Aussi, il pourrait être souhaitable de renforcer la responsabilité du vendeur en prévoyant dans le document de vente un régime de manifestations et garanties spécifiques à sa charge, de sorte à ce qu’il doive indemniser l’acheteur en cas de contingences pouvant affecter l’immeuble.
Une fois l’acte notarié octroyé, ce qui impliquera la nécessité de liquider les taxes correspondantes tel que détaillé au paragraphe II suivant, il sera important de s’assurer qu’il est dûment inscrit au Registre de la propriété correspondant.
Finalement, il convient de noter que tous les étrangers doivent avoir un numéro d’identité d’étranger (NIE) pour effectuer grand nombre de procédures, y compris pour l’octroiement d’actes notariés. Il sera donc nécessaire de l’obtenir au préalable, ce qui peut être fait auprès du consulat ou de l’ambassade d’Espagne dans le pays de résidence ou en Espagne, sur rendez-vous, auprès de la Direction générale de la police, des bureaux d’immigration ou des commissariats de police de la province correspondante.
- Aspects fiscaux à tenir en compte
L’achat et la possession de biens immobiliers par des non-résidents fiscaux en Espagne sont l’occasion de comprendre la complexité de notre système fiscal aux yeux d’un investisseur non professionnel. Il faut ainsi garder à l’esprit l’accumulation des coûts fiscaux indirects, directs, locaux, etc. avant de faire cet investissement. Nous détaillons à continuation certains éléments devant être pris en compte par tout investisseur étranger afin de calculer le coût final du bien immobilier résidentiel objet d’intérêt.
- Acquisition
La fiscalité sur l’achat se concentre sur l’imposition indirecte par le biais de l’impôt sur le transfert de la propriété (ITP) ou de la taxe sur la valeur ajoutée (TVA) plus l’impôt sur les actes juridiques documentés (AJD).

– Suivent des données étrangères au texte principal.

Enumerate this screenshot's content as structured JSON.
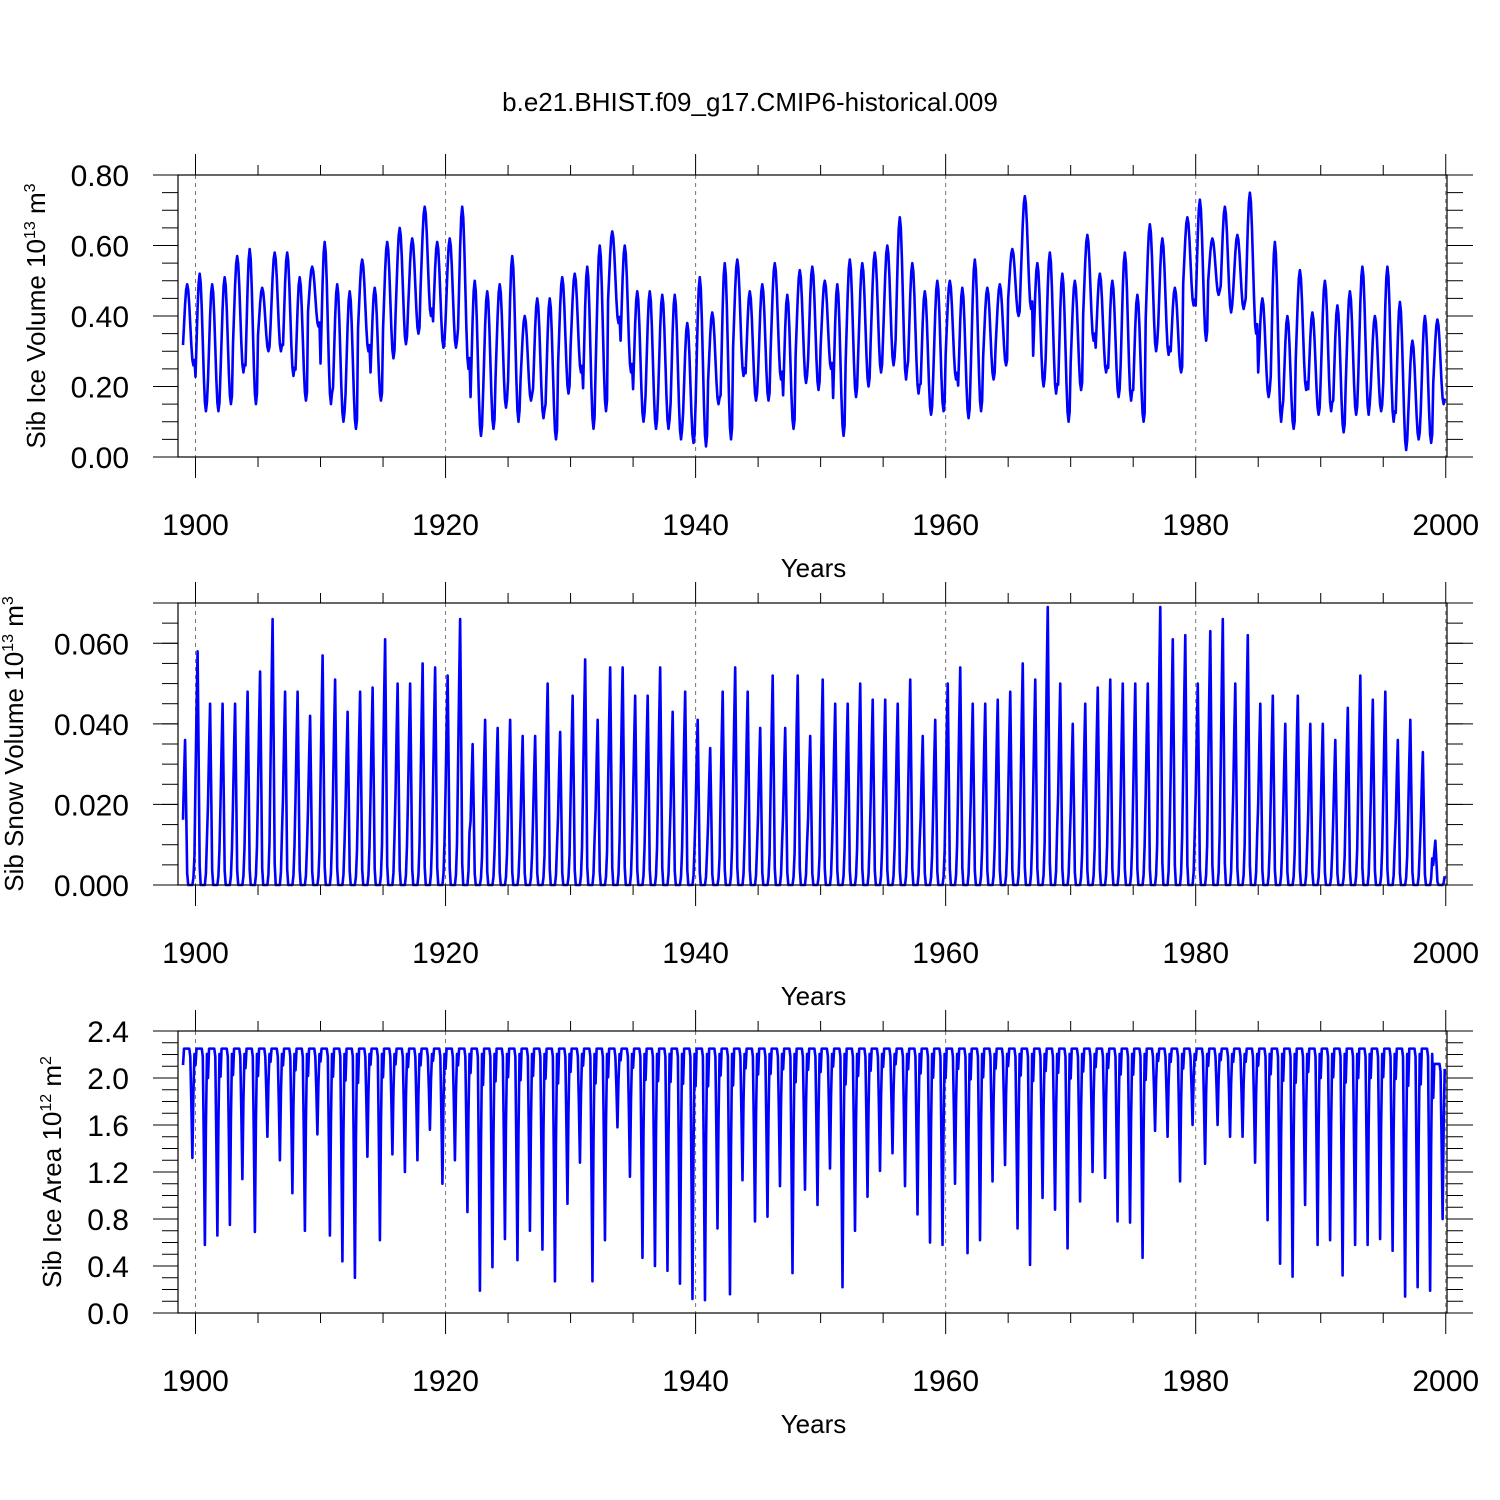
{
  "figure_title": "b.e21.BHIST.f09_g17.CMIP6-historical.009",
  "line_color": "#0000ff",
  "grid_color": "#777777",
  "chart_data": [
    {
      "type": "line",
      "ylabel_text": "Sib Ice Volume 10",
      "ylabel_exp": "13",
      "ylabel_unit": "m",
      "ylabel_unit_exp": "3",
      "xlabel": "Years",
      "xlim": [
        1898.6,
        2000.1
      ],
      "ylim": [
        0,
        0.8
      ],
      "xticks": [
        1900,
        1920,
        1940,
        1960,
        1980,
        2000
      ],
      "yticks": [
        0,
        0.2,
        0.4,
        0.6,
        0.8
      ],
      "ytick_labels": [
        "0.00",
        "0.20",
        "0.40",
        "0.60",
        "0.80"
      ],
      "grid": "vertical dashed at major x ticks",
      "series": [
        {
          "name": "Sib Ice Volume",
          "x_start": 1899,
          "annual_max": [
            0.49,
            0.52,
            0.49,
            0.51,
            0.57,
            0.59,
            0.48,
            0.58,
            0.58,
            0.51,
            0.54,
            0.61,
            0.49,
            0.47,
            0.56,
            0.48,
            0.61,
            0.65,
            0.62,
            0.71,
            0.61,
            0.62,
            0.71,
            0.5,
            0.47,
            0.49,
            0.57,
            0.4,
            0.45,
            0.45,
            0.51,
            0.52,
            0.54,
            0.6,
            0.64,
            0.6,
            0.47,
            0.47,
            0.46,
            0.46,
            0.38,
            0.51,
            0.41,
            0.55,
            0.56,
            0.47,
            0.49,
            0.55,
            0.46,
            0.53,
            0.54,
            0.5,
            0.49,
            0.56,
            0.55,
            0.58,
            0.6,
            0.68,
            0.55,
            0.47,
            0.5,
            0.5,
            0.48,
            0.56,
            0.48,
            0.49,
            0.59,
            0.74,
            0.55,
            0.58,
            0.52,
            0.5,
            0.63,
            0.52,
            0.5,
            0.58,
            0.46,
            0.66,
            0.62,
            0.48,
            0.68,
            0.73,
            0.62,
            0.71,
            0.63,
            0.75,
            0.45,
            0.61,
            0.4,
            0.53,
            0.41,
            0.5,
            0.43,
            0.47,
            0.54,
            0.4,
            0.54,
            0.44,
            0.33,
            0.4,
            0.39
          ],
          "annual_min": [
            0.26,
            0.13,
            0.13,
            0.15,
            0.24,
            0.15,
            0.3,
            0.3,
            0.23,
            0.16,
            0.37,
            0.15,
            0.1,
            0.08,
            0.3,
            0.16,
            0.28,
            0.32,
            0.35,
            0.4,
            0.31,
            0.31,
            0.25,
            0.06,
            0.08,
            0.14,
            0.1,
            0.16,
            0.11,
            0.05,
            0.18,
            0.24,
            0.08,
            0.13,
            0.38,
            0.24,
            0.1,
            0.08,
            0.08,
            0.05,
            0.04,
            0.03,
            0.15,
            0.05,
            0.23,
            0.16,
            0.16,
            0.22,
            0.08,
            0.21,
            0.19,
            0.25,
            0.06,
            0.17,
            0.2,
            0.24,
            0.26,
            0.22,
            0.18,
            0.12,
            0.13,
            0.22,
            0.11,
            0.13,
            0.22,
            0.26,
            0.4,
            0.42,
            0.2,
            0.18,
            0.1,
            0.19,
            0.33,
            0.24,
            0.17,
            0.16,
            0.1,
            0.3,
            0.29,
            0.24,
            0.43,
            0.33,
            0.46,
            0.41,
            0.42,
            0.35,
            0.17,
            0.1,
            0.08,
            0.19,
            0.12,
            0.13,
            0.07,
            0.12,
            0.12,
            0.13,
            0.1,
            0.02,
            0.05,
            0.04,
            0.15
          ]
        }
      ]
    },
    {
      "type": "line",
      "ylabel_text": "Sib Snow Volume 10",
      "ylabel_exp": "13",
      "ylabel_unit": "m",
      "ylabel_unit_exp": "3",
      "xlabel": "Years",
      "xlim": [
        1898.6,
        2000.1
      ],
      "ylim": [
        0,
        0.07
      ],
      "xticks": [
        1900,
        1920,
        1940,
        1960,
        1980,
        2000
      ],
      "yticks": [
        0,
        0.02,
        0.04,
        0.06
      ],
      "ytick_labels": [
        "0.000",
        "0.020",
        "0.040",
        "0.060"
      ],
      "grid": "vertical dashed at major x ticks",
      "series": [
        {
          "name": "Sib Snow Volume",
          "x_start": 1899,
          "annual_max": [
            0.036,
            0.058,
            0.045,
            0.045,
            0.045,
            0.048,
            0.053,
            0.066,
            0.048,
            0.048,
            0.042,
            0.057,
            0.051,
            0.043,
            0.048,
            0.049,
            0.061,
            0.05,
            0.05,
            0.055,
            0.054,
            0.052,
            0.066,
            0.035,
            0.041,
            0.039,
            0.041,
            0.037,
            0.037,
            0.05,
            0.038,
            0.047,
            0.056,
            0.041,
            0.054,
            0.054,
            0.047,
            0.047,
            0.054,
            0.043,
            0.048,
            0.041,
            0.034,
            0.048,
            0.054,
            0.048,
            0.039,
            0.052,
            0.039,
            0.052,
            0.037,
            0.051,
            0.045,
            0.045,
            0.05,
            0.046,
            0.046,
            0.045,
            0.051,
            0.037,
            0.041,
            0.05,
            0.054,
            0.045,
            0.045,
            0.046,
            0.048,
            0.055,
            0.051,
            0.069,
            0.05,
            0.04,
            0.045,
            0.049,
            0.051,
            0.05,
            0.05,
            0.05,
            0.069,
            0.061,
            0.062,
            0.05,
            0.063,
            0.066,
            0.05,
            0.062,
            0.045,
            0.047,
            0.04,
            0.047,
            0.04,
            0.04,
            0.036,
            0.044,
            0.052,
            0.046,
            0.048,
            0.036,
            0.041,
            0.033,
            0.011
          ],
          "annual_min": [
            0,
            0,
            0,
            0,
            0,
            0,
            0,
            0,
            0,
            0,
            0,
            0,
            0,
            0,
            0,
            0,
            0,
            0,
            0,
            0,
            0,
            0,
            0,
            0,
            0,
            0,
            0,
            0,
            0,
            0,
            0,
            0,
            0,
            0,
            0,
            0,
            0,
            0,
            0,
            0,
            0,
            0,
            0,
            0,
            0,
            0,
            0,
            0,
            0,
            0,
            0,
            0,
            0,
            0,
            0,
            0,
            0,
            0,
            0,
            0,
            0,
            0,
            0,
            0,
            0,
            0,
            0,
            0,
            0,
            0,
            0,
            0,
            0,
            0,
            0,
            0,
            0,
            0,
            0,
            0,
            0,
            0,
            0,
            0,
            0,
            0,
            0,
            0,
            0,
            0,
            0,
            0,
            0,
            0,
            0,
            0,
            0,
            0,
            0,
            0,
            0
          ]
        }
      ]
    },
    {
      "type": "line",
      "ylabel_text": "Sib Ice Area 10",
      "ylabel_exp": "12",
      "ylabel_unit": "m",
      "ylabel_unit_exp": "2",
      "xlabel": "Years",
      "xlim": [
        1898.6,
        2000.1
      ],
      "ylim": [
        0,
        2.4
      ],
      "xticks": [
        1900,
        1920,
        1940,
        1960,
        1980,
        2000
      ],
      "yticks": [
        0,
        0.4,
        0.8,
        1.2,
        1.6,
        2.0,
        2.4
      ],
      "ytick_labels": [
        "0.0",
        "0.4",
        "0.8",
        "1.2",
        "1.6",
        "2.0",
        "2.4"
      ],
      "grid": "vertical dashed at major x ticks",
      "series": [
        {
          "name": "Sib Ice Area",
          "x_start": 1899,
          "annual_max": [
            2.25,
            2.25,
            2.25,
            2.25,
            2.25,
            2.25,
            2.25,
            2.25,
            2.25,
            2.25,
            2.25,
            2.25,
            2.25,
            2.25,
            2.25,
            2.25,
            2.25,
            2.25,
            2.25,
            2.25,
            2.25,
            2.25,
            2.25,
            2.25,
            2.25,
            2.25,
            2.25,
            2.25,
            2.25,
            2.25,
            2.25,
            2.25,
            2.25,
            2.25,
            2.25,
            2.25,
            2.25,
            2.25,
            2.25,
            2.25,
            2.25,
            2.25,
            2.25,
            2.25,
            2.25,
            2.25,
            2.25,
            2.25,
            2.25,
            2.25,
            2.25,
            2.25,
            2.25,
            2.25,
            2.25,
            2.25,
            2.25,
            2.25,
            2.25,
            2.25,
            2.25,
            2.25,
            2.25,
            2.25,
            2.25,
            2.25,
            2.25,
            2.25,
            2.25,
            2.25,
            2.25,
            2.25,
            2.25,
            2.25,
            2.25,
            2.25,
            2.25,
            2.25,
            2.25,
            2.25,
            2.25,
            2.25,
            2.25,
            2.25,
            2.25,
            2.25,
            2.25,
            2.25,
            2.25,
            2.25,
            2.25,
            2.25,
            2.25,
            2.25,
            2.25,
            2.25,
            2.25,
            2.25,
            2.25,
            2.25,
            2.12
          ],
          "annual_min": [
            1.32,
            0.58,
            0.66,
            0.75,
            1.14,
            0.69,
            1.5,
            1.3,
            1.02,
            0.7,
            1.52,
            0.66,
            0.44,
            0.3,
            1.33,
            0.62,
            1.35,
            1.2,
            1.3,
            1.56,
            1.1,
            1.3,
            0.86,
            0.19,
            0.39,
            0.63,
            0.45,
            0.7,
            0.54,
            0.27,
            0.93,
            1.28,
            0.27,
            0.62,
            1.58,
            1.16,
            0.47,
            0.4,
            0.36,
            0.25,
            0.12,
            0.11,
            0.72,
            0.16,
            1.13,
            0.78,
            0.82,
            1.08,
            0.34,
            1.05,
            0.92,
            1.23,
            0.22,
            0.7,
            0.99,
            1.21,
            1.36,
            1.08,
            0.84,
            0.6,
            0.58,
            1.1,
            0.51,
            0.62,
            1.12,
            1.26,
            0.72,
            0.41,
            0.98,
            0.88,
            0.55,
            0.95,
            1.2,
            1.15,
            0.78,
            0.77,
            0.47,
            1.55,
            1.5,
            1.12,
            1.6,
            1.27,
            1.6,
            1.5,
            1.5,
            1.28,
            0.79,
            0.42,
            0.31,
            0.92,
            0.58,
            0.62,
            0.32,
            0.58,
            0.58,
            0.63,
            0.53,
            0.14,
            0.22,
            0.19,
            0.8
          ]
        }
      ]
    }
  ]
}
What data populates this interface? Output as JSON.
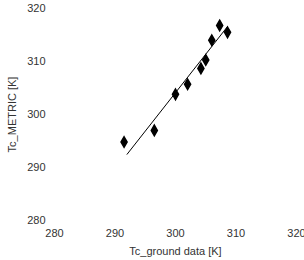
{
  "chart_data": {
    "type": "scatter",
    "x_label": "Tc_ground data [K]",
    "y_label": "Tc_METRIC [K]",
    "x": [
      291.5,
      296.5,
      300,
      302,
      304.2,
      305,
      306,
      307.3,
      308.6
    ],
    "values": [
      294.8,
      297,
      303.8,
      305.7,
      308.7,
      310.3,
      314,
      316.8,
      315.5
    ],
    "color": "#000000",
    "marker": "diamond",
    "trend_line": {
      "x": [
        292,
        308.6
      ],
      "values": [
        292.5,
        316.6
      ],
      "color": "#000000",
      "line_style": "solid"
    },
    "xlim": [
      280,
      320
    ],
    "xticks": [
      280,
      290,
      300,
      310,
      320
    ],
    "ylim": [
      280,
      320
    ],
    "yticks": [
      280,
      290,
      300,
      310,
      320
    ],
    "grid": false
  }
}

L’imposition de l’une ou l’autre taxe dépendra de s’il s’agit de l’acquisition d’un bien d’occasion (ITP) ou d’un bien neuf qualifié de première livraison par le promoteur (TVA-AJD). L’ITP est un impôt transféré aux Communautés Autonomes (CCAA), et on peut trouver des taux d’imposition allant, par exemple, de 6% à Madrid à 10-11% en Catalogne. L’AJD est également un impôt transféré aux Communautés autonomes avec un taux d’imposition, par exemple, de 0,75% à Madrid à 1,5% en Catalogne. De son côté, la TVA s’élève à 10 %.
- Possession et vente
La possession d’une propriété résidentielle par un non-résident fiscal en Espagne est affectée par les impôts suivants :
– Impôt foncier : impôt local et annuel calculé sur la base de la valeur cadastrale (normalement inférieure à la valeur d’achat).
– Impôt sur le revenu des non-résidents :
La Convention pour éviter la double imposition (CDI) signée par l’Espagne et l’État de résidence de l’investisseur non-résident doit être analysée, si elle existe, afin de déterminer si l’Espagne est compétente pour imposer ledit bien, ce qui sera le cas habituel.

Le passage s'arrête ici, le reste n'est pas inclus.